Added to this misery is the massive shortage of counsellors and mental health professionals in our highly populated country. A recent research finding from the Indian Journal of Psychiatry has revealed that India has merely 0.75 psychiatrists and psychologists per 100,000 people. India is perceived as a counseling-deficit sector where over 93% of schools do not have a professional counsellor on board. Furthermore, the quality of mental health care received is a grave concern as well. Educational institutions admit that many of their counsellors do not have any background in psychology, and they often recruit people for the role if they have completed a crash course in counselling. The lack of a regulatory body or mechanism governing the
functioning of counsellors in such institutions adds to the problem of the quality of healthcare being delivered to students. Moreover, the high cost of such services is another blockade on a young person’s road to recovery from a psychological illness.
Thus, it can be fairly concluded from the above unfortunate statistics that our youth face an extreme mental health crisis, which needs to be addressed in order to avoid a “broken-generation”.
The need of the hour is to sensitise and educate individuals about the signs and symptoms of mental illness while normalising the idea of seeking support for themselves and their loved ones.

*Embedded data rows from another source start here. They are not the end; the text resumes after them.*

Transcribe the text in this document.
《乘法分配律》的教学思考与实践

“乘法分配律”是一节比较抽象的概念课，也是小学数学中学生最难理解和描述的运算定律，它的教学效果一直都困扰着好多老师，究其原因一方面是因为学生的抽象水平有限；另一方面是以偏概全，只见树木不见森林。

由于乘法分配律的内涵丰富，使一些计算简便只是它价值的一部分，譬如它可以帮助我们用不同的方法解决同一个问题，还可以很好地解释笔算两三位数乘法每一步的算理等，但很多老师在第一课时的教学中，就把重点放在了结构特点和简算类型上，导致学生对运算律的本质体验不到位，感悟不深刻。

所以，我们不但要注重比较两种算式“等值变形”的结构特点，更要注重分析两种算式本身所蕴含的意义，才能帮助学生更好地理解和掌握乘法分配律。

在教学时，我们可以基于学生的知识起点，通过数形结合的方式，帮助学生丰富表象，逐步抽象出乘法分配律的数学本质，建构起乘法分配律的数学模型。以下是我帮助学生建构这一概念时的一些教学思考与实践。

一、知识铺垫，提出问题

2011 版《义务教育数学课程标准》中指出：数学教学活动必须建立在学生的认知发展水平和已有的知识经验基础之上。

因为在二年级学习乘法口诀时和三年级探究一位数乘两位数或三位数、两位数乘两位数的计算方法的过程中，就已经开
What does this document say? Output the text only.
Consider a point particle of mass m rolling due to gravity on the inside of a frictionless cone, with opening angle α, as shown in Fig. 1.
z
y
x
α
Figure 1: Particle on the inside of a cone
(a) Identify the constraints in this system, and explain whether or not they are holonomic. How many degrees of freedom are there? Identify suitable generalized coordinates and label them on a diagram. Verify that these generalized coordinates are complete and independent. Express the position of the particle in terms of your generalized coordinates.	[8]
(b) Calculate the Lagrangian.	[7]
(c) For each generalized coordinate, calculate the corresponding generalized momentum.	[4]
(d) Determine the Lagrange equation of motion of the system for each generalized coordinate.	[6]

There needs to be more open discussion and dialogue with the general public and not just experts on this subject, which will in turn help create a more inclusive environment for people with mental illness.
Proactively preventing psychosocial crisis,
fostering psychosocial wellness, and developing cost-optimal, widely accessible intervention
models should be the topmost priority for the government, health care personnel, and stakeholders.
Ensuring that students and young adults are fully supported in all facets of life, including mental health and well-being, is critical for fostering this transition and laying the foundation for healthy and productive adulthood. The current younger generation is the future of our globe. If we don’t heal them now, the world will turn out to be traumatic even for the aliens. Hence, it is high time a mental health crisis is tackled with deep concern, correct knowledge, and most importantly, with a warm and welcoming arm.


  1. “It’s up to you today to start making healthy choices. Not choices that are just healthy for your body, but healthy for your mind.”